I've noticed though, that with cheeses I tend to be quite sensitive, and some cheeses actually make me sneeze. Is that just me, or does it happen to anyone else? When we got home, I soon discovered that, with how strong Testun is, it made me sneeze immediately. I couldn't handle it at all! I thought, "what kind of way to start a cheese-of-the-week with one that makes me sneeze?" Still though, sneezing aside, the actual taste was quite good, and if I could get past my apparent allergies to the cheese, I think I'd like it quite a bit! It was extremely strong (as mentioned), but it had an herbal taste to it, and I think that a Testun al Barolo or Nebbiolo would be especially good.

So, unfortunately Testun was as stubborn as suggested, as every time I tried to forgive and forget and try the cheese again, sneezing ensued. Fans of strong cheeses will enjoy this one, but sensitive sneezers ought to stay away!

Read more about Testun:
- in Slow Food's article, "Considering the Source"
- from Cheeseline, where they describe Testun al Barolo (and you can buy it there, too!)
- in this article by Andy Shay, where he mentions Castelmagno too!

- Jackie


At 7:12 PM, Blogger sognatrice said...

Sneezy cheeses! I think you have a book on your hands there ;)

Thanks for visiting me. I'm actually subscribed to your blog through Bloglines and read through there even though I don't make it here to comment as much as I'd like. Love the Macerata Mondays :)

At 9:15 PM, Blogger Stelle in Italia said...

sognatrice: sneezy cheeses is a great title :). i'll give you a percentage of the sales of the new book, then :).

i've been enjoying your blog too! it's great to meet fellow expats through blogging!


At 3:42 AM, Anonymous Laurie said...


Glad you like wonderful Piemontese castelmagno! Delicious and just about the only italian cheese you CANNOT find in Fairway or Zabar's!!! I cannot wait to get back to Torino next week and have my annual autumnal Gnocchi con Castelmagno...or two or three....!!!

At 11:32 AM, Blogger Stelle in Italia said...

Laurie: and to think I JUST discovered the cheese...why couldn't I have found out about it sooner? :) I want gnocchi con castelmagno too--sounds delicious!

have a safe trip home to Torino!


At 2:02 PM, Blogger rowena said...

A cheese that makes you sneeze? Definitely sounds like something up my alley. I love the idea of you doing a cheese-of-the-week post. That oughtta satisfy my curiosity without having to go out and buy it myself. We're still working on the stuff that we picked up from Pienza at the beginning of September!

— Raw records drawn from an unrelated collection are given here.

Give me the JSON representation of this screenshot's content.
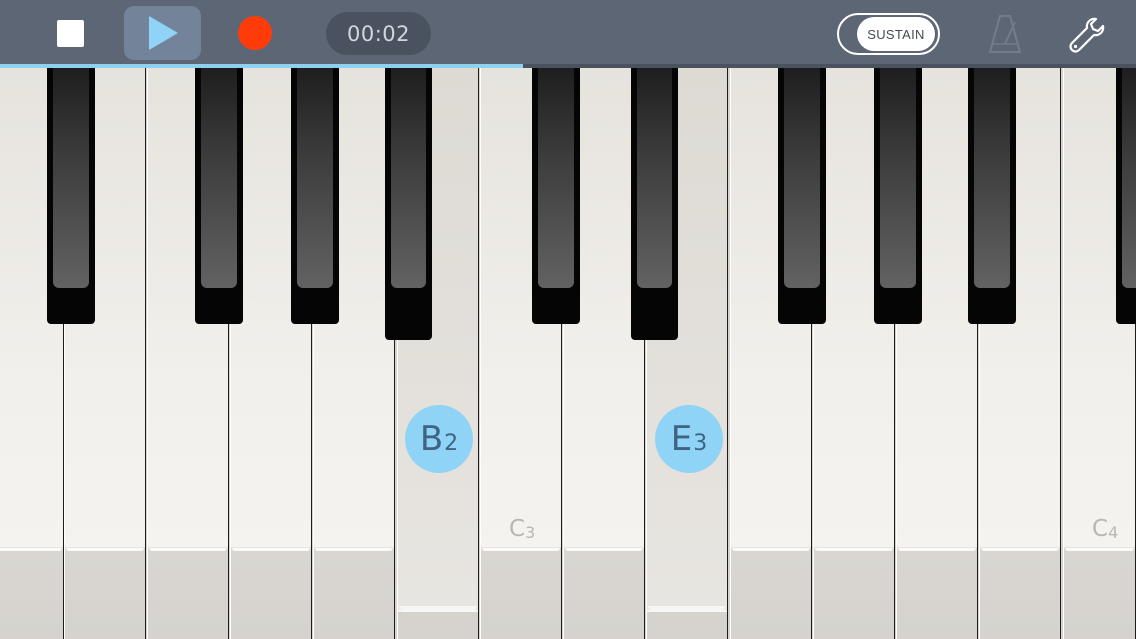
{
  "toolbar": {
    "timer": "00:02",
    "sustain_label": "SUSTAIN",
    "icons": {
      "stop": "stop-icon",
      "play": "play-icon",
      "record": "record-icon",
      "metronome": "metronome-icon",
      "settings": "wrench-icon"
    }
  },
  "progress": {
    "fraction": 0.46
  },
  "keyboard": {
    "labels": [
      {
        "note": "C",
        "octave": "3"
      },
      {
        "note": "C",
        "octave": "4"
      }
    ],
    "active_notes": [
      {
        "note": "B",
        "octave": "2"
      },
      {
        "note": "E",
        "octave": "3"
      }
    ]
  },
  "colors": {
    "toolbar_bg": "#5d6675",
    "accent": "#8fd3f7",
    "record": "#ff3b0a"
  }
}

At 12:57 PM, Blogger KC said...

I also love the idea of cheese of the week! I can't wait to read about new cheeses. The selection here is very heavy on locally made cheeses- think mozzarella di bufala, ricotta, caciocavallo. So I'm sure I'll be enjoying the cheeses you and Corrie will be writing about vicariously!

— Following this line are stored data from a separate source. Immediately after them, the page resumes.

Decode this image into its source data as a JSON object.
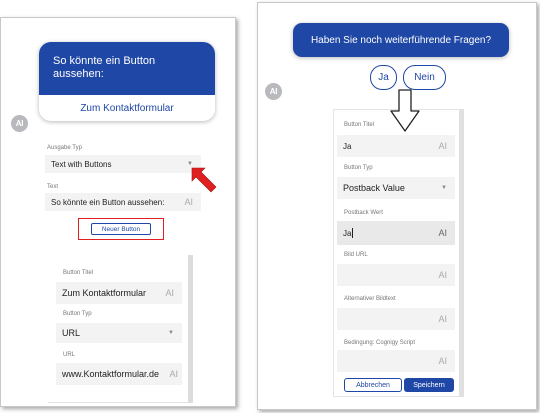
{
  "left": {
    "bubble_text": "So könnte ein Button aussehen:",
    "bubble_button": "Zum Kontaktformular",
    "avatar": "AI",
    "output_type_label": "Ausgabe Typ",
    "output_type_value": "Text with Buttons",
    "text_label": "Text",
    "text_value": "So könnte ein Button aussehen:",
    "new_button": "Neuer Button",
    "editor": {
      "title_label": "Button Titel",
      "title_value": "Zum Kontaktformular",
      "type_label": "Button Typ",
      "type_value": "URL",
      "url_label": "URL",
      "url_value": "www.Kontaktformular.de"
    }
  },
  "right": {
    "bubble_text": "Haben Sie noch weiterführende Fragen?",
    "avatar": "AI",
    "quick_replies": [
      "Ja",
      "Nein"
    ],
    "form": {
      "title_label": "Button Titel",
      "title_value": "Ja",
      "type_label": "Button Typ",
      "type_value": "Postback Value",
      "postback_label": "Postback Wert",
      "postback_value": "Ja",
      "image_url_label": "Bild URL",
      "alt_text_label": "Alternativer Bildtext",
      "condition_label": "Bedingung: Cognigy Script",
      "cancel": "Abbrechen",
      "save": "Speichern"
    }
  },
  "ai_token": "AI",
  "colors": {
    "brand_blue": "#1f47a6",
    "highlight_red": "#e02020"
  },
  "icons": [
    "dropdown-caret-icon",
    "red-arrow-icon",
    "down-arrow-icon",
    "ai-token-icon"
  ]
}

At 6:31 PM, Blogger Stelle in Italia said...

rowena and kc: yay! i'm glad that the cheese of the week idea is a hit! kc--i'd love to hear about the cheese in YOUR area! and rowena--last year we picked up some delicious pecorino from pienza (well, we bought it in arezzo, but they said it was pienza pecorino) that was absolutely delicious. ahh, cheese :). (ahchoo!)